Robeco: Upside surprises in European growth support peripheral bonds

Marktrückblick

What also helped was the fact that the Spanish election outcome and the S&P rating review of Italy did not yield major surprises.

06.05.2019 | 09:39 Uhr

Main market events

Upside surprises in European growth supported peripheral bonds the past week. What also helped was the fact that the Spanish election outcome and the S&P rating review of Italy did not yield major surprises. Italian bonds have returned 2.3% year-to-date, Spanish bonds 3.7%, Portuguese bonds 4.5% and Irish bonds 3.0%.

Spain

After winning the elections, acting PM Pedro Sanchez, the leader of the socialist PSOE party, will launch an initial round of meetings with the leaders of Spain’s three other main political parties next week. Real negotiations to form a government, however, may not start before the 26-May European elections.  A minority government with the left wing Podemos party still looks a feasible outcome. In the meantime, Spain’s economic growth has held up surprisingly well, with real GDP accelerating to 0.7% QoQ in Q1 (from 0.6% in Q4 2018), despite exports being weak. It seems the Spanish economy is increasingly relying on domestic demand again as a growth engine, as in the years before the euro sovereign debt crisis.

Italy

After two successive quarters of negative growth in the second half of 2018, Italy escaped recession in Q1 of this year, as real GDP rose by 0.2% QoQ. This outcome was better than had been suggested by the more bleak confidence survey data, reinforcing concerns that second-quarter GDP might technically come in somewhat weaker. Encouragingly, though, manufacturing PMI sentiment bounced to a four-month high in April. Next week will show how sentiment in the services sector fared in April. In any case, Italian government bonds performed strongly this week versus their German counterparts, also in the wake of the decision by S&P last Friday evening not to downgrade the BBB rating it assigns to the country.  

ECB 

ECB Governing Council member Jens Weidmann further downplayed the benefits of a so-called tiered deposit system this week. In a speech in Frankfurt he mentioned that whilst the potential benefits would certainly be felt, these ultimately would be negligible. Mr. Weidmann, a possible candidate to succeed ECB-president Draghi, therefore seems at odds with the more dovish ECB council members, such as President Draghi who seems to be biased to add monetary stimulus and postpone normalization.

Robeco Euro Government Bonds 

As Portuguese 10 year bond yields declined to an all-time low, we reduced exposure in Portuguese bonds to slightly below index weight.
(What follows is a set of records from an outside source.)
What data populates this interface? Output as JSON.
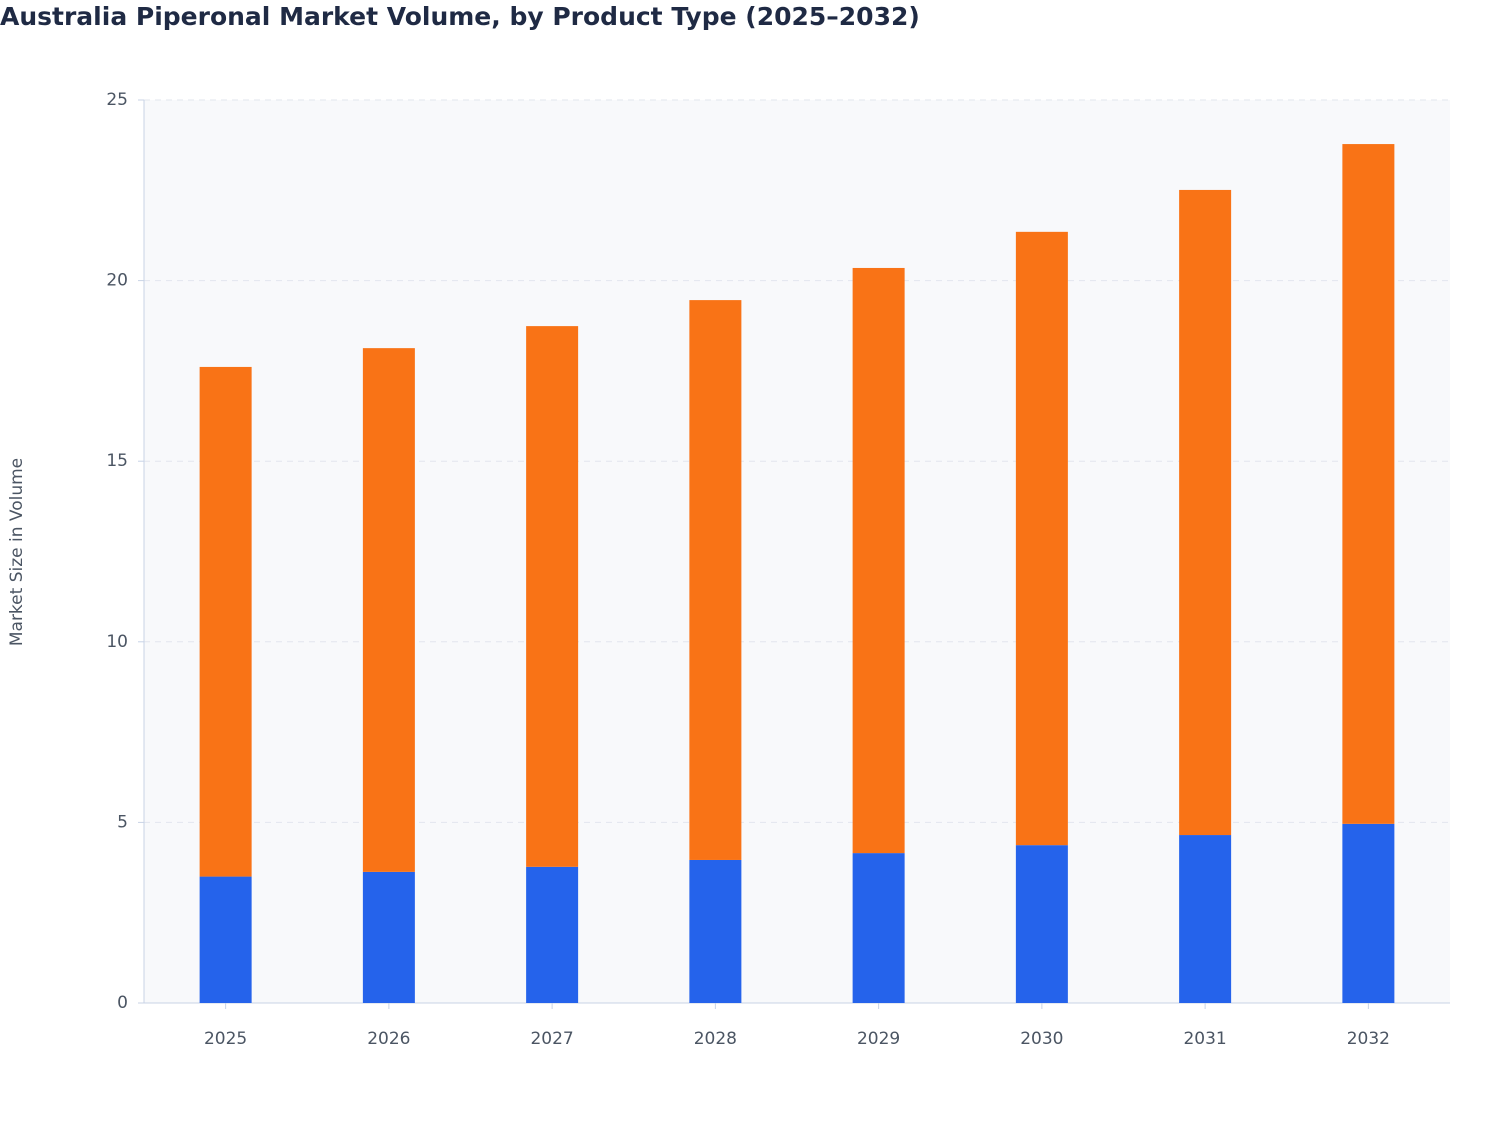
{
  "chart_data": {
    "type": "stacked-bar",
    "title": "Australia Piperonal Market Volume, by Product Type (2025–2032)",
    "y_label": "Market Size in Volume",
    "categories": [
      "2025",
      "2026",
      "2027",
      "2028",
      "2029",
      "2030",
      "2031",
      "2032"
    ],
    "series": [
      {
        "color": "#2563eb",
        "values": [
          3.5,
          3.63,
          3.77,
          3.96,
          4.15,
          4.37,
          4.65,
          4.96
        ]
      },
      {
        "color": "#f97316",
        "values": [
          14.11,
          14.5,
          14.97,
          15.5,
          16.2,
          16.98,
          17.86,
          18.82
        ]
      }
    ],
    "ylim": [
      0,
      25
    ],
    "yticks": [
      0,
      5,
      10,
      15,
      20,
      25
    ],
    "grid": true
  }
}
Otherwise positions in the fund remained unchanged. Investments in peripheral bonds are at circa 31%, about 9% below the level of the index. Year to date the absolute return of the fund is 2.48%*.

* Robeco Euro Government Bonds, gross of fees, based on Net Asset Value, 1st May, 2019. The value of your investments may fluctuate. Past results are no guarantee of future performance.